The U.S. employment situation report for June 2018 showed solid job growth, including a welcome rise in hiring in the manufacturing sector. The unemployment rate rose to 4 percent, for good reasons, as a healthy economy attracted a large number of individuals to re-enter the workforce looking for jobs.
Wage growth continued to be subdued. The pattern suggests the U.S. economy recorded a solid first half in 2018. Indeed, second quarter real GDP may post in the 3.5 to 4 percent range, when released at the end of July 2018.
We expect some deceleration in both job growth and real GDP in the second half of 2018. The first half of 2018 was bumped stronger by the tax cuts enacted in December 2017. The second half of 2018 will be constrained by the huge uncertainties over tariffs which will be negatively impacting corporate investment plans, as spending on new plant and equipment is delayed pending a clearer picture on how the trade war develops. The other constraining factor for the second half of 2018 is the flattening of the yield curve, which suggests less robust economic activity in 2019.

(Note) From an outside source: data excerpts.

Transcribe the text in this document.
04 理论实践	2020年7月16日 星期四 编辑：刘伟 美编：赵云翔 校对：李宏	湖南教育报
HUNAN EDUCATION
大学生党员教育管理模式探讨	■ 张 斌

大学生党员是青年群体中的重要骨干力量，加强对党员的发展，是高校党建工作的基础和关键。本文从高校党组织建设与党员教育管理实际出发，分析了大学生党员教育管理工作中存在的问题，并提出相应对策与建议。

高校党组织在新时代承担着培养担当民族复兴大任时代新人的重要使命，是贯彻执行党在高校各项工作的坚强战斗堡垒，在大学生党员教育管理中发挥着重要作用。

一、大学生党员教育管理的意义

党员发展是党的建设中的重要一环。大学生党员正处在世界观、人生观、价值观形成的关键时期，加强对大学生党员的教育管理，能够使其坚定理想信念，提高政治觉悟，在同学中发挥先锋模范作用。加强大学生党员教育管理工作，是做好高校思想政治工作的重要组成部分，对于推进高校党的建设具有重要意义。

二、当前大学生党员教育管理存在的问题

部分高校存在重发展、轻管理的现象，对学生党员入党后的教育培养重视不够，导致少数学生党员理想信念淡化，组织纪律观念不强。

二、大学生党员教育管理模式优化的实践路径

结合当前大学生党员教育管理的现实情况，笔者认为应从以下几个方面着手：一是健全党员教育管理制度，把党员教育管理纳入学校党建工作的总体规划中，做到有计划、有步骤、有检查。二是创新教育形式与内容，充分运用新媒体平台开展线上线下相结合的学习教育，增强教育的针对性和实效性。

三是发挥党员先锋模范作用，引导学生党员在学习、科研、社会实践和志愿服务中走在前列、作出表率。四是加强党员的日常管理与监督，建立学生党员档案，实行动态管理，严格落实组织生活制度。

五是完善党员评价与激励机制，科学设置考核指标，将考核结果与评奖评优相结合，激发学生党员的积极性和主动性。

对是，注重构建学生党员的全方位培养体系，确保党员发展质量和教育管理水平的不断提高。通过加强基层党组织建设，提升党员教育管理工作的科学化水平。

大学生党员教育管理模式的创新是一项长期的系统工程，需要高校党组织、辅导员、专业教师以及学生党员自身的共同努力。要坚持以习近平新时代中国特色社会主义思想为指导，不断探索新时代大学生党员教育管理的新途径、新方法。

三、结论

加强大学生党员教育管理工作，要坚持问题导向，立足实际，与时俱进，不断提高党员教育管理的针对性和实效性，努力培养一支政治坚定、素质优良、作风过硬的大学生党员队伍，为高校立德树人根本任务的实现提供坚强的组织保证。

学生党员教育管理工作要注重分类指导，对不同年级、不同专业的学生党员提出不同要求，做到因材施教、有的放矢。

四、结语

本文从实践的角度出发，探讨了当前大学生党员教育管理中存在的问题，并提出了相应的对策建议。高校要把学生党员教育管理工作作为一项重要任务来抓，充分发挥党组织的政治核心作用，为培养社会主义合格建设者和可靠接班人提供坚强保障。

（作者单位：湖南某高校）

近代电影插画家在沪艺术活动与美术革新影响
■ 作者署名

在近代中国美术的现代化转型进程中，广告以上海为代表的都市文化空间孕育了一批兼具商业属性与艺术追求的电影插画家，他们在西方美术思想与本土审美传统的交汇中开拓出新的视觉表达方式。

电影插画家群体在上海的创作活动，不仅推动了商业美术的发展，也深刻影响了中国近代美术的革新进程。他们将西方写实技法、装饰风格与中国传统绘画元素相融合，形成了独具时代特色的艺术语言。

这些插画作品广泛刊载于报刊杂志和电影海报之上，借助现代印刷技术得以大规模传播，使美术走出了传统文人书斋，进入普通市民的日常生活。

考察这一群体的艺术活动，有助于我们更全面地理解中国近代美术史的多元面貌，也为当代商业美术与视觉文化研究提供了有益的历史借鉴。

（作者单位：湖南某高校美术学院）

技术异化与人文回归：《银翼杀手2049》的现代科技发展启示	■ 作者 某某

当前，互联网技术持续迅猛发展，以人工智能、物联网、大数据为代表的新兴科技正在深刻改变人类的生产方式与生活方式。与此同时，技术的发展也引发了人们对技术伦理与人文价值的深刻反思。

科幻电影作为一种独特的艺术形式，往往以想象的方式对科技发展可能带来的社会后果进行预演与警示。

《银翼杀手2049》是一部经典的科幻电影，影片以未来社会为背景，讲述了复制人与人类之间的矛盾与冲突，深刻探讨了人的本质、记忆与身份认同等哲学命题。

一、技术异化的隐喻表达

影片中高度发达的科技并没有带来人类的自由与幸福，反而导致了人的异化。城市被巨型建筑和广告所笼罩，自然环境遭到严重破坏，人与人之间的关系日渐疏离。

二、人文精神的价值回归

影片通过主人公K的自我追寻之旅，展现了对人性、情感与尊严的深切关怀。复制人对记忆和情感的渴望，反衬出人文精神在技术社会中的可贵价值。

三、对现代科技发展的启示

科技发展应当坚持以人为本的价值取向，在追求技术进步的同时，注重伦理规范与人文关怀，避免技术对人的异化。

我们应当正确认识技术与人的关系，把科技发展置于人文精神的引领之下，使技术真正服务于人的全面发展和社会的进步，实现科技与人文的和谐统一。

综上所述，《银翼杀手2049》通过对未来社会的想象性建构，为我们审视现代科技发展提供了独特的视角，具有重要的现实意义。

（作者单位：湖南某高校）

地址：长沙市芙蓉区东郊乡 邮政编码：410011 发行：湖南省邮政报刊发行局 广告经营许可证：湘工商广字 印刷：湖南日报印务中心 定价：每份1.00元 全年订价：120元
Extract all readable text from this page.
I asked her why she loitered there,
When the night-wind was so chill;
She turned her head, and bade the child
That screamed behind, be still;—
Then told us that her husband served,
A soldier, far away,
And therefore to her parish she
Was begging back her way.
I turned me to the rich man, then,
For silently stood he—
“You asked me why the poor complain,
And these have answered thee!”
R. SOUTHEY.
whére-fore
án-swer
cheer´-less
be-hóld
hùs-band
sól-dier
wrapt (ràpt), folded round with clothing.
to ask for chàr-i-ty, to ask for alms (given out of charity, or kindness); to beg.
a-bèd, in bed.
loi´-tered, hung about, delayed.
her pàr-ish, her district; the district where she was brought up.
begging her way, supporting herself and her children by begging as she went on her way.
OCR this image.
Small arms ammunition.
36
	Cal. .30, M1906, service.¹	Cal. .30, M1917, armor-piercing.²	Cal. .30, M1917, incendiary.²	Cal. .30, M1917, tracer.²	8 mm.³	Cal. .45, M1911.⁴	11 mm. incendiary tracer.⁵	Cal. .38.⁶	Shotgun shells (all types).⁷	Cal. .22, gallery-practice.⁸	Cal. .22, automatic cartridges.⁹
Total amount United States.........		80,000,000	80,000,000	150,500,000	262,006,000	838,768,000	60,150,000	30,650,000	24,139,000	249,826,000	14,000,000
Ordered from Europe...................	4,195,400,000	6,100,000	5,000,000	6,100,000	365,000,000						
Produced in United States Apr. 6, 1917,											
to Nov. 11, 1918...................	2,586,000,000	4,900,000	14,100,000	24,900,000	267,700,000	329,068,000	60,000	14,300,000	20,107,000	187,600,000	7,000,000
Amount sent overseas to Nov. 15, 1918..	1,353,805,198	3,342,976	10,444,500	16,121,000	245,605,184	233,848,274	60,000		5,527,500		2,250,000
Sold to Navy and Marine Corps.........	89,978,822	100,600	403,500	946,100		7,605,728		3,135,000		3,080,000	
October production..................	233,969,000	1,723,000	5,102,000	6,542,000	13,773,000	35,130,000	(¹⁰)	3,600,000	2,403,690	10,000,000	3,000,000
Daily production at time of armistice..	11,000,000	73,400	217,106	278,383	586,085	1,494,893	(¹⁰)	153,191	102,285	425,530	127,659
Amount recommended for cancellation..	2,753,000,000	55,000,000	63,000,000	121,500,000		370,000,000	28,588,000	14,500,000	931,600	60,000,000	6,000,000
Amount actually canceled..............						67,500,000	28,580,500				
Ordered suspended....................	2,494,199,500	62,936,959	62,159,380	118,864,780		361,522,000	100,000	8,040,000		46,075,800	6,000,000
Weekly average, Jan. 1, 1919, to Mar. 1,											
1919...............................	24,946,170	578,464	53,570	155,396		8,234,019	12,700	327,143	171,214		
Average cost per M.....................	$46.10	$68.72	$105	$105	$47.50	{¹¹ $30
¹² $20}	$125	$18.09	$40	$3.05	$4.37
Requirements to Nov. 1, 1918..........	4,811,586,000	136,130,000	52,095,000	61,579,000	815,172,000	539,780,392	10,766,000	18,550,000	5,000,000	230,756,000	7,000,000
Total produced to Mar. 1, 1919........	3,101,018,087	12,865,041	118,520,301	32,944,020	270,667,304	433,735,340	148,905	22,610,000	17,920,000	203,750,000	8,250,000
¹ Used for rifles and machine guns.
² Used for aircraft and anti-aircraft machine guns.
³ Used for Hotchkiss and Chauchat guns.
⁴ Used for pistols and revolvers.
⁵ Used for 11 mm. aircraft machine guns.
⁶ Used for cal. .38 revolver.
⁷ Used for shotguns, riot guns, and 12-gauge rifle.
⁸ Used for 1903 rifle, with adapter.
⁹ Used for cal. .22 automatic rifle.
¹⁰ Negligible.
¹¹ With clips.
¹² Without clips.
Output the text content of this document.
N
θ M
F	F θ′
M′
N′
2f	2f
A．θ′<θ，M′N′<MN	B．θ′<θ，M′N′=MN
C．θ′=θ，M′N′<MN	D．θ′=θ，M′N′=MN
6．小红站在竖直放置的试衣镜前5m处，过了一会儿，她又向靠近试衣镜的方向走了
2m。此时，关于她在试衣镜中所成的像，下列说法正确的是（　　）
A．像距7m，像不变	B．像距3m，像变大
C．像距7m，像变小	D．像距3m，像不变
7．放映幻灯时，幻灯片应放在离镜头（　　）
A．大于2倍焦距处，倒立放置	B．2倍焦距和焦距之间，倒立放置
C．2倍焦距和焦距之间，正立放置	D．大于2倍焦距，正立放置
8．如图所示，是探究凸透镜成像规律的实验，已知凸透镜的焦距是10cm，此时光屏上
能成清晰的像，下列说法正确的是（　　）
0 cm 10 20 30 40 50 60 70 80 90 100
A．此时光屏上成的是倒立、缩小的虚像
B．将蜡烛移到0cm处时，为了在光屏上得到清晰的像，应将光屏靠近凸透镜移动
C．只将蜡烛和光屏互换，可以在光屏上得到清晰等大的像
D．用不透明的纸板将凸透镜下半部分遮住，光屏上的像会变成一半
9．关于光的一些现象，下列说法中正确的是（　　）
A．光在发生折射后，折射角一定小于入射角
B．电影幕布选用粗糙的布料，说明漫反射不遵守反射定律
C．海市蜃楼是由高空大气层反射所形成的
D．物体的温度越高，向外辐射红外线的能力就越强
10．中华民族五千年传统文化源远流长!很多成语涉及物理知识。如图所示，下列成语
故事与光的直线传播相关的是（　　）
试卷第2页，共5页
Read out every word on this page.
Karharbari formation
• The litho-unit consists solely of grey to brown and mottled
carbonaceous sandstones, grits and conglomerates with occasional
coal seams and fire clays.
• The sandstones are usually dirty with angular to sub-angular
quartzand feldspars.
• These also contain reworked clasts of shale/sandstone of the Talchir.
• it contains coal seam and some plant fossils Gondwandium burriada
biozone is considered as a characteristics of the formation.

Also, note that this economic expansion is quite long and still going. If it can make it another year it will be longest U.S. economic expansion on record. We do not subscribe to business cycle theories that economic expansions end because of old age.
Instead, our perspective is that economic expansions typically come to an end due to policy mistakes – usually too aggressive hiking of short-term interest rates by the Federal Reserve. With two more rate hikes, the Fed will be in the neutral range in terms of monetary policy as indicated by the yield curve. So far, the yield curve has not inverted (i.e., short rates higher than long-term yields), but the yield curve has gotten appreciably flatter. Indeed, even as the Fed pushes through rate hikes in the second half of 2018, we would not be surprised to see the Fed initiating a debate about when they should stop raising rates.